OPINION OF TRUSTEES ____________________________________________________________________________
Complainant: Respondent: ROD Case No:
11-0005 – March 27, 2013
Michael H. Holland, Daniel L. Fassio, and Marty D. Hudson
The Trustees have reviewed the facts and circumstances of this dispute concerning the provision of benefits under the terms of the Employer Benefit Plan.
The Complainant’s spouse sought medical treatment for dehydration, nausea, vomiting and diarrhea in the Emergency Room (ER) of a local hospital on March 24, 2012. ER records indicate the symptoms began three days earlier. Respondent denied the charges because symptoms began more than 48 hours prior to the ER visit and because the diagnosis code indicated a non-emergency condition.
Is Respondent required to provide benefits for Complainant’s spouse’s emergency room visit on March 24, 2012?
Positions of the Parties
Position of the Complainant: The Complainant’s spouse was having severe heart pains and immediately utilized the Emergency Room. The charges are a covered benefit as provided for in the Employer Benefit Plan.
Position of the Respondent: Symptoms began more than 48 hours before going to the Emergency Room and no information was given at the Emergency Room that indicated heart problems.
Opinion of Trustees ROD Case No. 11-0005 Page 2
Pertinent Provisions Article III.A(2)(a) of the Employer Benefit Plan states:
(2) Outpatient Hospital Benefits
(a) Emergency Medical and Accident Cases
Benefits are provided for a Beneficiary who receives emergency medical treatment or medical treatment of an injury as the result of an accident, provided such emergency medical treatment is rendered within 48 hours following the onset of acute medical symptoms or the occurrence of the accident.

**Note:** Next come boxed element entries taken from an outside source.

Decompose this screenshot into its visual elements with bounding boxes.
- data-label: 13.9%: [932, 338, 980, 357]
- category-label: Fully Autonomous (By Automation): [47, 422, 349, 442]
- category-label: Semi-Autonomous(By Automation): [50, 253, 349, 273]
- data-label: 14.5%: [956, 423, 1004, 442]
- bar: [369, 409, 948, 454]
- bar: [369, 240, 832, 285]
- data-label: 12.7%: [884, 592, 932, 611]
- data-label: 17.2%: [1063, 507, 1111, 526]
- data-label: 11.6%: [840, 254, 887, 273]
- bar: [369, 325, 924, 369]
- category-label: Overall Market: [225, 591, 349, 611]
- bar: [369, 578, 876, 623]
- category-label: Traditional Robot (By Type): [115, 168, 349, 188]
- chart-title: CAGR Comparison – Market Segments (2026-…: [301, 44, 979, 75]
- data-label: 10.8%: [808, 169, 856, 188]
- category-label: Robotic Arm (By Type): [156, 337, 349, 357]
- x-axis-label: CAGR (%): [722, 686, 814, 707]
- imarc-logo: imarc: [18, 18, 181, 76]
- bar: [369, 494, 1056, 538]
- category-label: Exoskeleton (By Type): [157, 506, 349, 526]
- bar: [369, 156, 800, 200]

Article III.A(2)(a) of the Employer Benefit Plan provides benefits for emergency medical treatment if the emergency medical treatment is rendered within 48 hours following the onset of acute medical symptoms. The Funds’ Medical Director reviewed the file, including the emergency room records, and determined that the acute medical symptoms reported by Complainant had an onset of greater than 48 hours prior to Complainant’s receipt of emergency room treatment. Therefore, the charges associated with the emergency room visit are not a covered benefit under the terms of the Employer Benefit Plan.
The Funds’ Medical Director notes that Respondent’s consideration of non-emergent diagnosis discharge codes as the basis for determining the medical necessity or appropriateness of coverage of emergency medical treatment under the Employer Benefit Plan is not consistent with the terms, provisions, and requirements of the Employer Benefit Plan.
Opinion of the Trustees
Pursuant to Article III.A(2)(a) of the Employer Benefit Plan, Respondent is not required to provide benefits for Complainant’s spouse’s emergency room visit on March 24, 2012.